Segunda-feira… Acordo, e ainda de pijamas, ligo o computador e começo a trabalhar.

“Can you work from home on the busiest days?”

É recomendação de muitas empresas aqui em Londres para que os funcionários trabalhem em casa, como uma medida para desafogar o trânsito e os transportes públicos no período das Olimpíadas.

Quem sou eu pra reclamar, né?

Rotina Londrina

Já estou há mais de seis meses vivendo em Londres. Por vezes me perguntam como é a vida por aqui (mentira, ninguém pergunta nada; Mas eu quero dizer mesmo assim). Fui reportando então, de forma detalhada, como é a rotina na divertida capital inglesa.

Meu dia útil começa por volta das 7h15, quando o despertador de meu telemóvel toca pela primeira vez. Eu o desligo. Ele volta a tocar algumas vezes e eu acabo levantando da cama entre em algum período compreendido entre 7h30 e 9h.

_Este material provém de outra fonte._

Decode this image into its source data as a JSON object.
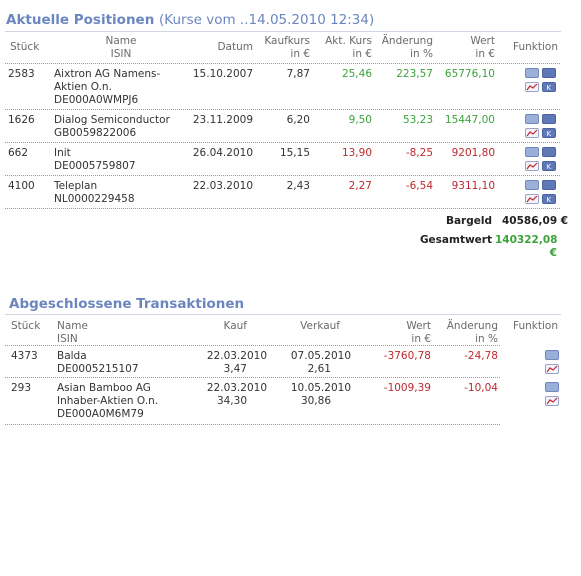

Meu humilde quarto fica no segundo andar (ou terceiro, se você desconsiderar a existência do térreo) de uma agradável residência em Hackney (zona 2), a norte do centro de Londres. É dividido com alguns italianos e espanhóis – eu não era muito próximo deles no começo, mas depois de duas garrafas de vodka, fiquei amigo do pessoal. Todos eles estão em Londres para aprender inglês, mas não falam nem “The book is on the table” – exceção do italiano que ocupa o quarto ao lado do meu, e é crupiê do maior cassino da Inglaterra -, então nos comunicamos com uma espécie de “espanhaliano”.

Meu quarto em Londres
The mess is on the bed

Meu quarto: Em uma parede, o mapa europeu me ajuda a lembrar aonde estou nas manhãs de ressaca. A nobre flâmula nacional jaz fixa defronte, para lembrar-me daonde eu sou e para assustar os vizinhos e companheiros de casa.